The Extended Transportation-Imagery Model: A Meta-Analysis of the Antecedents and Consequences of Consumers’ Narrative Transportation

The Extended Transportation-Imagery Model: A Meta-Analysis of the Antecedents and Consequences of Consumers’ Narrative Transportation

Authors: Tom van Laer, Ko de Ruyter, Luca Visconti, and Martin Wetzels
Publisher: The University of Chicago Press
Cited as: van Laer, T., de Ruyter, K., Visconti, L. M., & Wetzels, M. (2014). The Extended Transportation-Imagery Model: A meta-analysis of the antecedents and consequences of consumers’ narrative transportation.
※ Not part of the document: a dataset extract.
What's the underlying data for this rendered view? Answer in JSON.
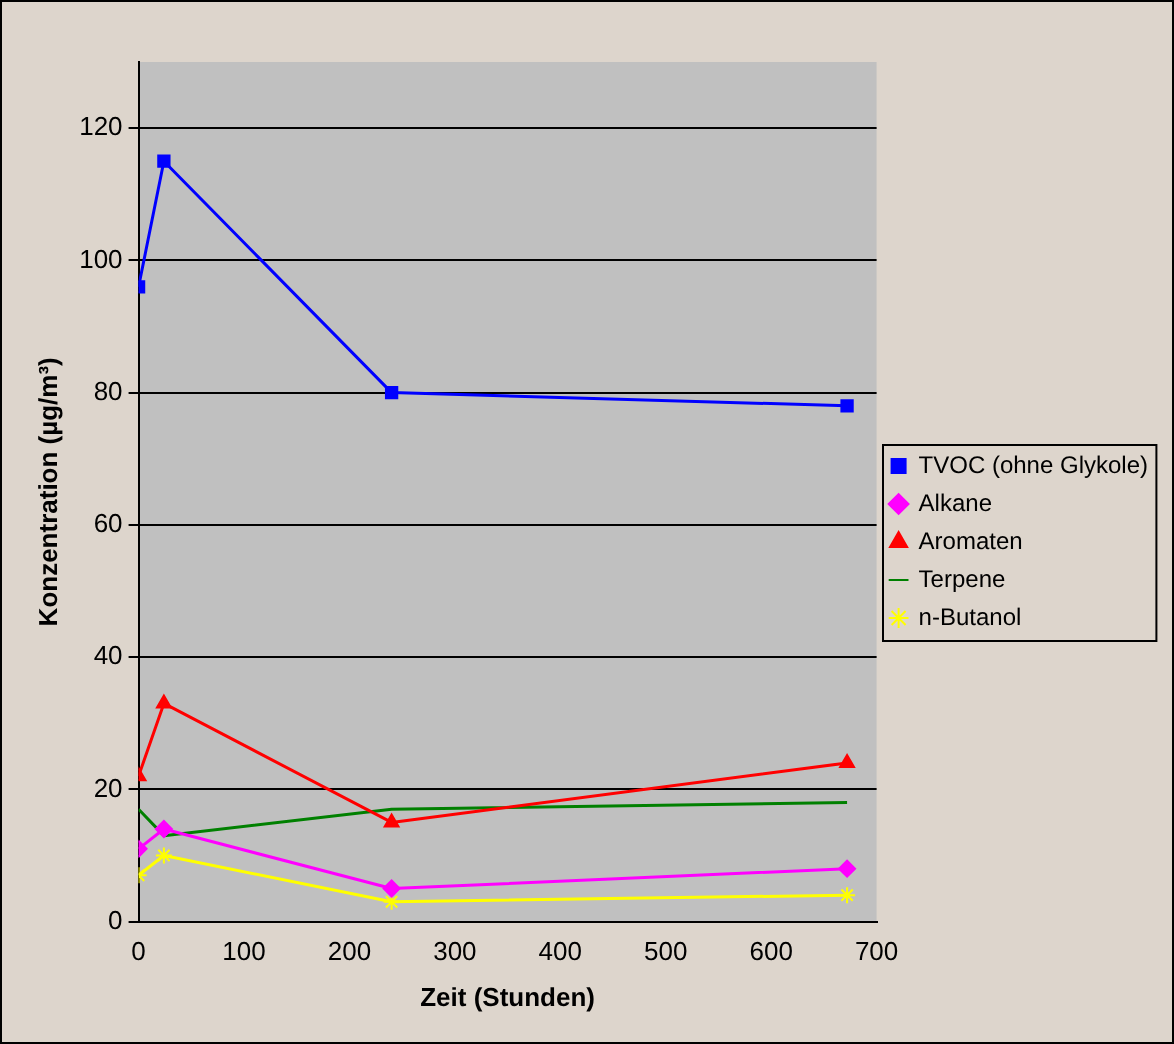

Journal of Consumer Research, 40(5), 797-817.

Stories, and their ability to transport their audience, constitute a central part of human life and consumption experience. Integrating previous literature derived from fields as diverse as anthropology, marketing, psychology, communication, consumer, and literary studies, this article offers a review of two decades worth of research on narrative transportation, the phenomenon in which consumers mentally enter a world that a story evokes. Despite the relevance of narrative transportation for storytelling and narrative persuasion, extant contributions seem to lack systematization. The authors conceive the extended transportation-imagery model, which provides not only a comprehensive model that includes the antecedents and consequences of narrative transportation but also a multidisciplinary framework in which cognitive psychology and consumer culture theory cross-fertilize this field of inquiry. The authors test the model using a quantitative metaanalysis of 132 effect sizes of narrative transportation from 76 published and unpublished articles and identify fruitful directions for further research.